Merkel, tuttavia, si è contraddetta su un punto cruciale. A una domanda dell’intervistatore infatti ha risposto che «nel 2011 abbiamo dovuto fare tutto il possibile: se la Grecia doveva rimanere o meno nell’eurozona, spettava ai cittadini greci dirlo». Subito dopo però, ha ammesso che lei fu «contraria alla proposta di Papandreou di indire un referendum», mossa che finì per innescare la caduta del premier ellenico: «Non avremmo saputo come gestire l’uscita della Grecia e il fatto di averla respinta si rivelò la migliore decisione possibile», ha detto l’ex leader tedesca con buona pace di cosa volessero veramente i greci. Quattro anni dopo però, nel 2015, quando ad annunciarle a sorpresa il referendum fu il premier populista Alexis Tsipras, Merkel non si oppose: «Rimasi senza voce quando mi disse che avrebbe suggerito di votare no: se avesse prevalso significava l’uscita della Grecia dall’euro». Vinsero i no, ma come sappiamo la Grexit non ebbe luogo. Tsipras infatti negoziò la permanenza, sia pure pagando un prezzo altissimo, il che consentì a Merkel, con l’appoggio del francese Hollande e di Matteo Renzi, di bloccare il tentativo del suo ministro delle Finanze, Schäuble, di mettere Atene alla porta.

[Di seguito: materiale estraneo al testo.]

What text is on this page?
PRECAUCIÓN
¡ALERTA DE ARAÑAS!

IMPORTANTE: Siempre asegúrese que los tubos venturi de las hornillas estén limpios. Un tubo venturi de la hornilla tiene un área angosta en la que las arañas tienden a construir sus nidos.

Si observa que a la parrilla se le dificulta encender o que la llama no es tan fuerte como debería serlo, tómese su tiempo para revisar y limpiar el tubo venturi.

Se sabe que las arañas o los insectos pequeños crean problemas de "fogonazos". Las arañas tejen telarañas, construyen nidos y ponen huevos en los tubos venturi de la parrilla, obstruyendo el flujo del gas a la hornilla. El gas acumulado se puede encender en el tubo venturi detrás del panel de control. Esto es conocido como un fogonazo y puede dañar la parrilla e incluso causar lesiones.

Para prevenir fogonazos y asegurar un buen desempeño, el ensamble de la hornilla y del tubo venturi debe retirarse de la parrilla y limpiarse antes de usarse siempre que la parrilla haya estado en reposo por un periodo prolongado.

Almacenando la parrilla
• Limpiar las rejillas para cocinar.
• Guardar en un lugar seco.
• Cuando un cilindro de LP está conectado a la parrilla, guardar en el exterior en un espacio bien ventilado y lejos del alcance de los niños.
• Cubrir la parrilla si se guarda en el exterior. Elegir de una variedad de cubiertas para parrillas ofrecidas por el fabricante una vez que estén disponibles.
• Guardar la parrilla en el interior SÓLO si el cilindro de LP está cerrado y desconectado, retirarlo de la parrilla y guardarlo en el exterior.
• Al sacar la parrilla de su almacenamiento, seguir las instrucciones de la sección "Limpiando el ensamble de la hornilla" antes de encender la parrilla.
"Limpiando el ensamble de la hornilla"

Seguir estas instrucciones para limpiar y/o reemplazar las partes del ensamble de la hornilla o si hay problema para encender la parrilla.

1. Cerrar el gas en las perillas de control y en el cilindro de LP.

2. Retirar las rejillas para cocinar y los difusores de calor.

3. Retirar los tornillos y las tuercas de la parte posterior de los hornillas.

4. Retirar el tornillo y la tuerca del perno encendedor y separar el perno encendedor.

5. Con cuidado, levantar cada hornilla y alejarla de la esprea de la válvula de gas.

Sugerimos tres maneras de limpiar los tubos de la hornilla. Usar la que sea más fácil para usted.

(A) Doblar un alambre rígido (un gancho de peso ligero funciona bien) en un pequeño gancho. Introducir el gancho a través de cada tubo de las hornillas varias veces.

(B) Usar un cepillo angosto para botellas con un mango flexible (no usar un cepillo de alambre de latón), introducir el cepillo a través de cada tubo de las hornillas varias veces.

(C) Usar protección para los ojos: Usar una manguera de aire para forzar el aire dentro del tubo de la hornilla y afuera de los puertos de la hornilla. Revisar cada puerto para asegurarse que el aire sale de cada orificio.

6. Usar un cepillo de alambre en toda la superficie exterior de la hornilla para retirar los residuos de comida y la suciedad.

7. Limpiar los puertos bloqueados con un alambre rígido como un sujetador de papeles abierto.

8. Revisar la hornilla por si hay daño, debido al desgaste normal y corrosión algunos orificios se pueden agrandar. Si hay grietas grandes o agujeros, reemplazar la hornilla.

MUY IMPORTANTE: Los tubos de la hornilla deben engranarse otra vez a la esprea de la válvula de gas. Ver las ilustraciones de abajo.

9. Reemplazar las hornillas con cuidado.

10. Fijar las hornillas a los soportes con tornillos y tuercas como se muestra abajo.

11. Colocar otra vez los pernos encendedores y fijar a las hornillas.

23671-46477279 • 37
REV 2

George Papandreou, che abbiamo sentito separatamente, ribatte invece che «l’Europa non comprese la natura profonda e sistemica della crisi, convinta che il consolidamento fiscale sarebbe bastato a ristabilire la fiducia». E ricorda che già nel 2010, dopo aver smascherato la truffa del governo conservatore sui conti pubblici, il suo esecutivo aveva ridotto il deficit dal 15,5% al 10,5% del Pil, ma «i mercati restarono diffidenti perché il problema non era solo di Atene». Così la Grecia, secondo l’ex premier, «divenne il facile capro espiatorio perché era l’anello più debole». Le politiche della troika «colpirono i cittadini comuni, invece di affrontare problemi strutturali più profondi». Per Papandreou la lezione da trarre da quella crisi è che «la vera forza dell’Europa risiede nella solidarietà», tanto più attuale oggi di fronte alle sfide esistenziali che ne minacciano la disgregazione.
Su una cosa, tuttavia, gli antichi duellanti concordano: fu Mario Draghi, agendo in modo indipendente, a calmare i mercati e a salvare l’euro con il bazooka della Bce.